I look closely at him, very closely, as if I was trying to recognize him, but I don't. I just guess who he is. Last time I spoke face to face with Bryan, he told me he had a new boyfriend. It was a few months back, but I guess that's him. I try to recall his name, but it's useless because I never really asked.
"You're his boyfriend, right ? Bryan's ?" I still ask, because I know I should care more about my friends.
"Yes, Nathan," he says, and I can see on his chewing of his lower lip that he's troubled. He hesitates, like they all do, and just like the others ends up telling me his thought. "Bryan told me a few weeks ago that he was worried about you. He hasn't seen you lately, and when the others started talking about you disappearing... anyway, go see him, alright ? Go see them all. You have good friends who care about you. You're lucky."

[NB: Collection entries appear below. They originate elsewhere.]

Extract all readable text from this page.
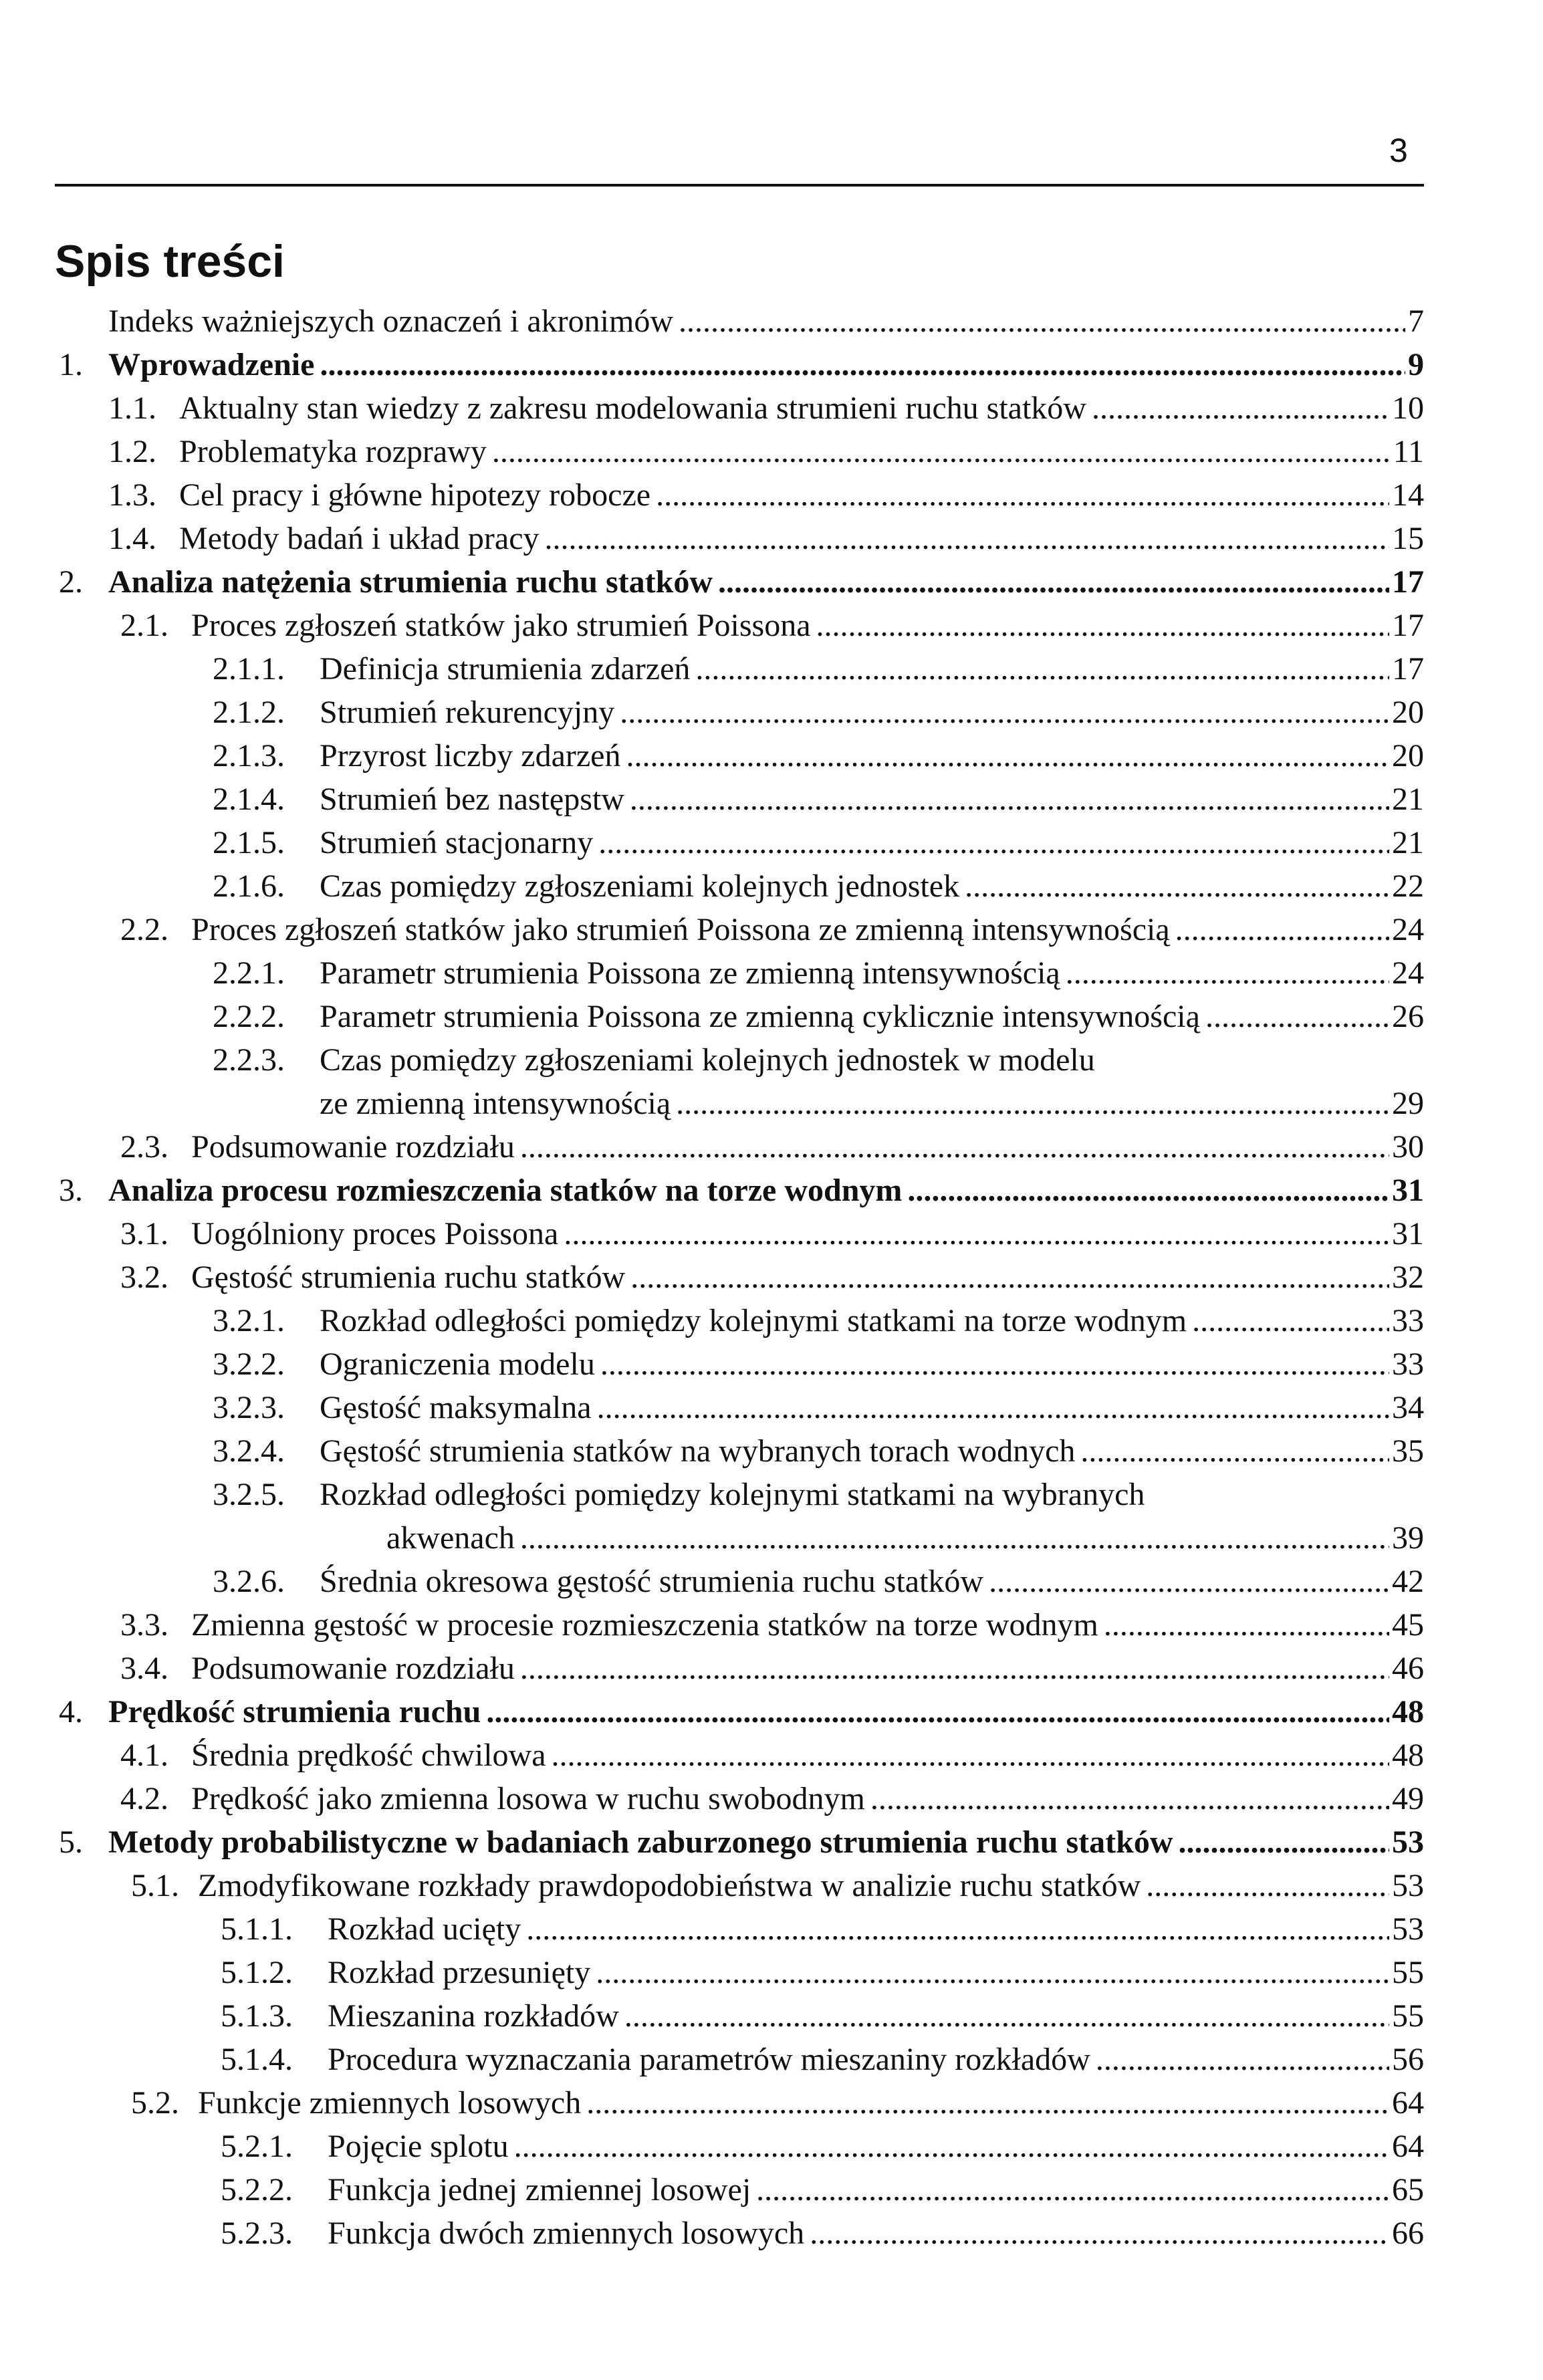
3
Spis treści
Indeks ważniejszych oznaczeń i akronimów . . .	7
1. Wprowadzenie . . .	9
1.1. Aktualny stan wiedzy z zakresu modelowania strumieni ruchu statków . . .	10
1.2. Problematyka rozprawy . . .	11
1.3. Cel pracy i główne hipotezy robocze . . .	14
1.4. Metody badań i układ pracy . . .	15
2. Analiza natężenia strumienia ruchu statków . . .	17
2.1. Proces zgłoszeń statków jako strumień Poissona . . .	17
2.1.1. Definicja strumienia zdarzeń . . .	17
2.1.2. Strumień rekurencyjny . . .	20
2.1.3. Przyrost liczby zdarzeń . . .	20
2.1.4. Strumień bez następstw . . .	21
2.1.5. Strumień stacjonarny . . .	21
2.1.6. Czas pomiędzy zgłoszeniami kolejnych jednostek . . .	22
2.2. Proces zgłoszeń statków jako strumień Poissona ze zmienną intensywnością . . .	24
2.2.1. Parametr strumienia Poissona ze zmienną intensywnością . . .	24
2.2.2. Parametr strumienia Poissona ze zmienną cyklicznie intensywnością . . .	26
2.2.3. Czas pomiędzy zgłoszeniami kolejnych jednostek w modelu
ze zmienną intensywnością . . .	29
2.3. Podsumowanie rozdziału . . .	30
3. Analiza procesu rozmieszczenia statków na torze wodnym . . .	31
3.1. Uogólniony proces Poissona . . .	31
3.2. Gęstość strumienia ruchu statków . . .	32
3.2.1. Rozkład odległości pomiędzy kolejnymi statkami na torze wodnym . . .	33
3.2.2. Ograniczenia modelu . . .	33
3.2.3. Gęstość maksymalna . . .	34
3.2.4. Gęstość strumienia statków na wybranych torach wodnych . . .	35
3.2.5. Rozkład odległości pomiędzy kolejnymi statkami na wybranych
akwenach . . .	39
3.2.6. Średnia okresowa gęstość strumienia ruchu statków . . .	42
3.3. Zmienna gęstość w procesie rozmieszczenia statków na torze wodnym . . .	45
3.4. Podsumowanie rozdziału . . .	46
4. Prędkość strumienia ruchu . . .	48
4.1. Średnia prędkość chwilowa . . .	48
4.2. Prędkość jako zmienna losowa w ruchu swobodnym . . .	49
5. Metody probabilistyczne w badaniach zaburzonego strumienia ruchu statków . . .	53
5.1. Zmodyfikowane rozkłady prawdopodobieństwa w analizie ruchu statków . . .	53
5.1.1. Rozkład ucięty . . .	53
5.1.2. Rozkład przesunięty . . .	55
5.1.3. Mieszanina rozkładów . . .	55
5.1.4. Procedura wyznaczania parametrów mieszaniny rozkładów . . .	56
5.2. Funkcje zmiennych losowych . . .	64
5.2.1. Pojęcie splotu . . .	64
5.2.2. Funkcja jednej zmiennej losowej . . .	65
5.2.3. Funkcja dwóch zmiennych losowych . . .	66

I know he's right, so I nod, tell him I've seen a few of them and will meet the others later, but for now I really need to talk to Lexa. He doesn't ask about her, but he's suspicious. Deep down, I'm sure he hopes I'm not going to do anything wrong, but I don't want to explain anything to anyone for now, because I don't know exactly what's going on.
I'm alone in front of Lexa's door. I take a deep breath and knock. I know she's here because I can hear loud music. Green Day, I think. No answer. I knock again, and again, and again, louder and louder until the door swings open and she yells.
"MATT I TOLD YOU TO LEAVE ME THE FU-Clarke." She's dumbfounded at first, then her tired eyes fill with anger and sorrow. I know that look. I've had it too. And I'd have it now too if I wasn't seeing it in her eyes.
"Can we talk ?" I ask. After all the times I pushed her away, it would be fair if she told me to go, but instead she looks lost. Her stare shifts from me to the wall behind me to the door she's holding. She's swinging from one feet to another, and looking more closely I understand she's not holding the door, she's holding onto it. She's drunk. Just like I was yesterday.
Seeing her like this reminds me of the headache still pressing onto my temples. I do my best to ignore it, this is too important. I focus on her and eventually she lets me in.
I may be making a mistake, but it may also be the last.